Orlichenko Anton, Qu Gang, Zhou Ziyu, Liu Anqi, Deng Hong-Wen, Ding Zhengming, Stephen Julia M, Wilson Tony W, Calhoun Vince D, Wang Yu-Ping
bioRxiv. 2024 May 16:2024.05.16.594528. doi: 10.1101/2024.05.16.594528.
fMRI and derived measures such as functional connectivity (FC) have been used to predict brain age, general fluid intelligence, psychiatric disease status, and preclinical neurodegenerative disease. However, it is not always clear that all demographic confounds, such as age, sex, and race, have been removed from fMRI data. Additionally, many fMRI datasets are restricted to authorized researchers, making dissemination of these valuable data sources challenging.

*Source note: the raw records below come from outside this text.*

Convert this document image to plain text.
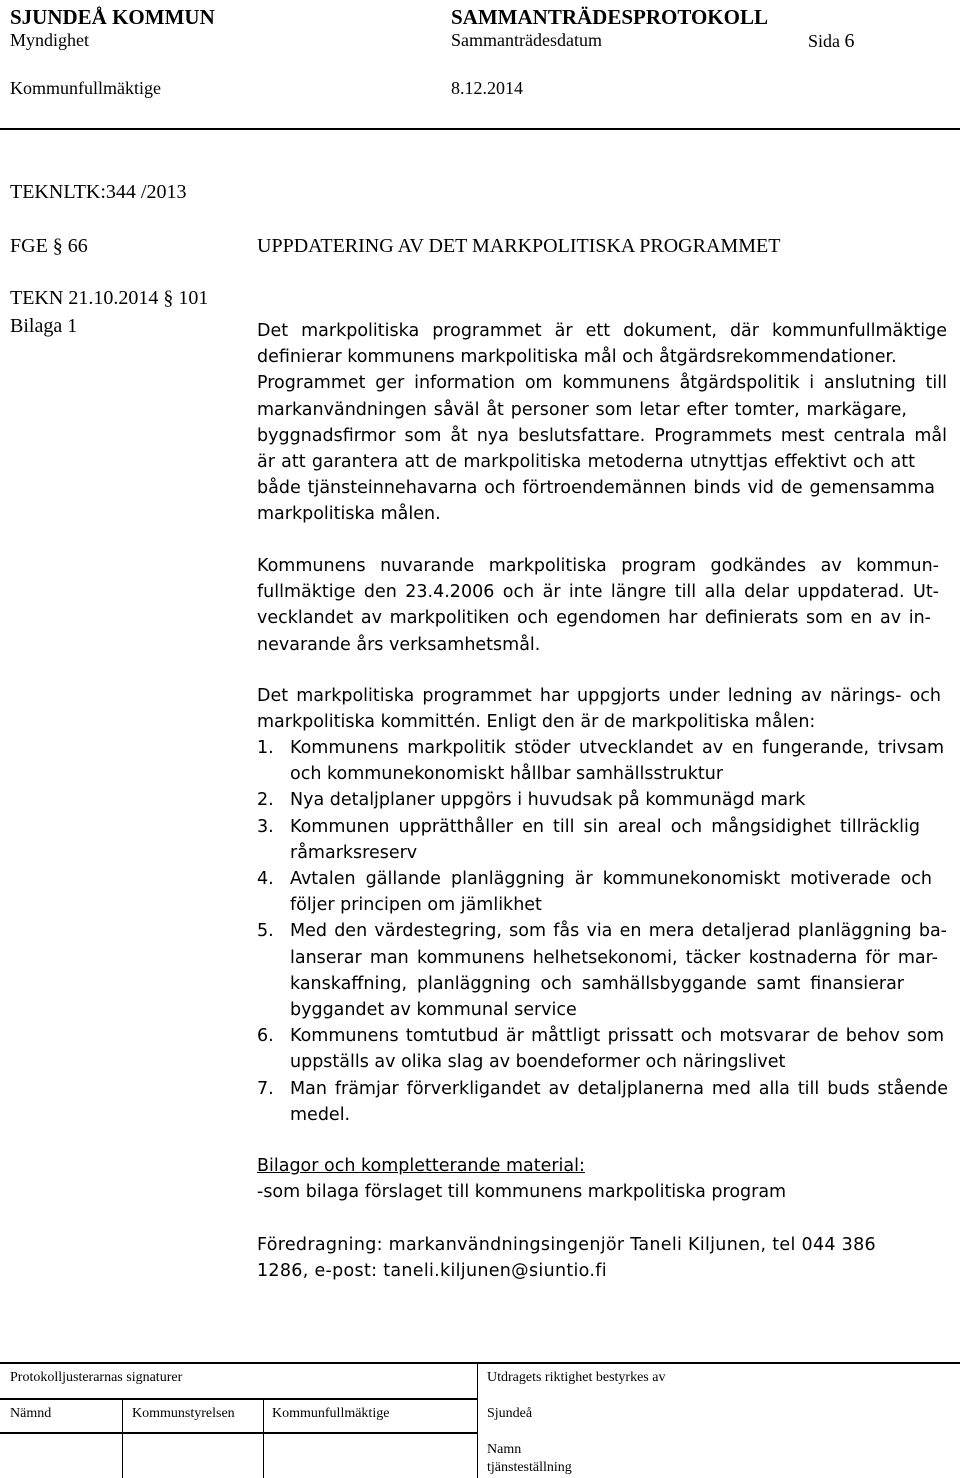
SJUNDEÅ KOMMUN	SAMMANTRÄDESPROTOKOLL
Myndighet	Sammanträdesdatum	Sida 6
Kommunfullmäktige	8.12.2014
TEKNLTK:344 /2013
FGE § 66
TEKN 21.10.2014 § 101
Bilaga 1
UPPDATERING AV DET MARKPOLITISKA PROGRAMMET

Det markpolitiska programmet är ett dokument, där kommunfullmäktige
definierar kommunens markpolitiska mål och åtgärdsrekommendationer.
Programmet ger information om kommunens åtgärdspolitik i anslutning till
markanvändningen såväl åt personer som letar efter tomter, markägare,
byggnadsfirmor som åt nya beslutsfattare. Programmets mest centrala mål
är att garantera att de markpolitiska metoderna utnyttjas effektivt och att
både tjänsteinnehavarna och förtroendemännen binds vid de gemensamma
markpolitiska målen.

Kommunens nuvarande markpolitiska program godkändes av kommun-
fullmäktige den 23.4.2006 och är inte längre till alla delar uppdaterad. Ut-
vecklandet av markpolitiken och egendomen har definierats som en av in-
nevarande års verksamhetsmål.

Det markpolitiska programmet har uppgjorts under ledning av närings- och
markpolitiska kommittén. Enligt den är de markpolitiska målen:

1. Kommunens markpolitik stöder utvecklandet av en fungerande, trivsam
och kommunekonomiskt hållbar samhällsstruktur
2. Nya detaljplaner uppgörs i huvudsak på kommunägd mark
3. Kommunen upprätthåller en till sin areal och mångsidighet tillräcklig
råmarksreserv
4. Avtalen gällande planläggning är kommunekonomiskt motiverade och
följer principen om jämlikhet
5. Med den värdestegring, som fås via en mera detaljerad planläggning ba-
lanserar man kommunens helhetsekonomi, täcker kostnaderna för mar-
kanskaffning, planläggning och samhällsbyggande samt finansierar
byggandet av kommunal service
6. Kommunens tomtutbud är måttligt prissatt och motsvarar de behov som
uppställs av olika slag av boendeformer och näringslivet
7. Man främjar förverkligandet av detaljplanerna med alla till buds stående
medel.
Bilagor och kompletterande material:
-som bilaga förslaget till kommunens markpolitiska program
Föredragning: markanvändningsingenjör Taneli Kiljunen, tel 044 386
1286, e-post: taneli.kiljunen@siuntio.fi
Protokolljusterarnas signaturer	Utdragets riktighet bestyrkes av
Nämnd	Kommunstyrelsen	Kommunfullmäktige	Sjundeå
Namn
tjänsteställning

We create a variational autoencoder (VAE)-based model, DemoVAE, to decorrelate fMRI features from demographics and generate high-quality synthetic fMRI data based on user-supplied demographics. We train and validate our model using two large, widely used datasets, the Philadelphia Neurodevel-opmental Cohort (PNC) and Bipolar and Schizophrenia Network for Intermediate Phenotypes (BSNIP).
We find that DemoVAE recapitulates group differences in fMRI data while capturing the full breadth of individual variations. Significantly, we also find that most clinical and computerized battery fields that are correlated with fMRI data are not correlated with DemoVAE latents. An exception are several fields related to schizophrenia medication and symptom severity.
Our model generates fMRI data that captures the full distribution of FC better than traditional VAE or GAN models. We also find that most prediction using fMRI data is dependent on correlation with, and prediction of, demographics.
Our DemoVAE model allows for generation of high quality synthetic data conditioned on subject demographics as well as the removal of the confounding effects of demographics. We identify that FC-based prediction tasks are highly influenced by demographic confounds.
功能磁共振成像(fMRI)以及诸如功能连接性(FC)等派生测量方法已被用于预测脑龄、一般流体智力、精神疾病状态和临床前神经退行性疾病。然而,目前尚不清楚是否已从fMRI数据中消除了所有人口统计学混杂因素,如年龄、性别和种族。此外,许多fMRI数据集仅限于授权研究人员使用,这使得传播这些宝贵的数据源具有挑战性。
我们创建了一个基于变分自编码器(VAE)的模型DemoVAE,以消除fMRI特征与人口统计学之间的相关性,并根据用户提供的人口统计学信息生成高质量的合成fMRI数据。我们使用两个广泛使用的大型数据集——费城神经发育队列(PNC)和双相情感障碍与精神分裂症中间表型网络(BSNIP)来训练和验证我们的模型。
我们发现DemoVAE在捕捉个体变异的全部范围的同时,概括了fMRI数据中的组间差异。值得注意的是,我们还发现,大多数与fMRI数据相关的临床和计算机化测试领域与DemoVAE潜在因素不相关。与精神分裂症药物治疗和症状严重程度相关的几个领域是个例外。
我们的模型生成的fMRI数据比传统的VAE或GAN模型能更好地捕捉FC的全部分布。我们还发现,大多数使用fMRI数据的预测依赖于与人口统计学的相关性以及对人口统计学的预测。
我们的DemoVAE模型允许根据受试者人口统计学生成高质量的合成数据,并消除人口统计学的混杂效应。我们发现基于FC的预测任务受到人口统计学混杂因素的高度影响。